Babcock said the Emergency Management Team “worked through the scenario in real time regarding the college’s response to this type of emergency … testing our coordination both as first-responders, and between the on-scene and the emergency management teams, as well as several parts of our College’s emergency operations plan.”
He said the trainees and leadership team learned many valuable lessons, including “areas we can improve in communications, in logistics, and the importance of command structures and training.”
Each year in late August, for many years running, the Saint Michael’s Fire and Rescue squads have held a “Boot Camp” for new and returning members, usually culminating with a mass-casualty simulation event at the end of camp. This year, they chose to coordinate their drill with the rest of the Emergency Management Team for Wednesday’s simulation, Babcock said.

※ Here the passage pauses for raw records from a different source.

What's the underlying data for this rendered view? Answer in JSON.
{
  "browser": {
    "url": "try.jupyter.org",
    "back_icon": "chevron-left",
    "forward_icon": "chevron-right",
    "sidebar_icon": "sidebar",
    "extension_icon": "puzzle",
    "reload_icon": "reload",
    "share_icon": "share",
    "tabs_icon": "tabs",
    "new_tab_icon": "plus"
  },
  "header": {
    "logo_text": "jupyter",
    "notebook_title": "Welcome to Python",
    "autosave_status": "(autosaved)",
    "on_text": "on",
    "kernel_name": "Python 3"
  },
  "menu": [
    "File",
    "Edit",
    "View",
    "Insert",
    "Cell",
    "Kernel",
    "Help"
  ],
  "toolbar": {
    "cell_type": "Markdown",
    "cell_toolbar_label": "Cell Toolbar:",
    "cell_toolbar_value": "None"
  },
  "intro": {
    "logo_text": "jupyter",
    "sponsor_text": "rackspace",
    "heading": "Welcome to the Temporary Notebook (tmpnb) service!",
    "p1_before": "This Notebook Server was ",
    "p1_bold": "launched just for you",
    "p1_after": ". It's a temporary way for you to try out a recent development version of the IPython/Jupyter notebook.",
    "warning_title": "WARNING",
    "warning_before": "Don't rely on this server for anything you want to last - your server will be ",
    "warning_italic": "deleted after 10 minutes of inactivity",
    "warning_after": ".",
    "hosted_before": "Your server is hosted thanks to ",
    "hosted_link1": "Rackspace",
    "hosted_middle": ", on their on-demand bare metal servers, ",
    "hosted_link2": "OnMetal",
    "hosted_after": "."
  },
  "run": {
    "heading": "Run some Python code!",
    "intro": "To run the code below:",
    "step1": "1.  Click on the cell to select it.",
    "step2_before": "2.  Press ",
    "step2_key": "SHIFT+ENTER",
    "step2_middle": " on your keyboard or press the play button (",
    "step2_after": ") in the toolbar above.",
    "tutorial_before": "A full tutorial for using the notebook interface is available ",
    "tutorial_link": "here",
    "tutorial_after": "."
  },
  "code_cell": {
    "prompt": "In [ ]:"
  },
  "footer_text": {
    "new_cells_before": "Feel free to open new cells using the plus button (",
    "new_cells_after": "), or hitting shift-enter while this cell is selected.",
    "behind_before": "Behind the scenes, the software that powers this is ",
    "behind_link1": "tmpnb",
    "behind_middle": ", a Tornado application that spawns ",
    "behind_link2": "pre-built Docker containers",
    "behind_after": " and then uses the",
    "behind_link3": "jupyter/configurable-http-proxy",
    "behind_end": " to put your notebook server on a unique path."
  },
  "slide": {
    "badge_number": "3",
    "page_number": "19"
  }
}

More than 70 participants joined the simulation, which ran from 9 a.m. to 11 a.m., including more than 50 members of the Residence Life staff, close to 30 Saint Michael’s Fire and Rescue squad members, more than half a dozen public safety officers and other local emergency management or first-responder personnel from outside agencies -- all coordinating and working together.
“This is part of our ongoing commitment to safety and emergency preparedness,” Babcock said. “It also is for federal compliance since we annually have to test our Emergency PLan to be in compliance with Clery Act.”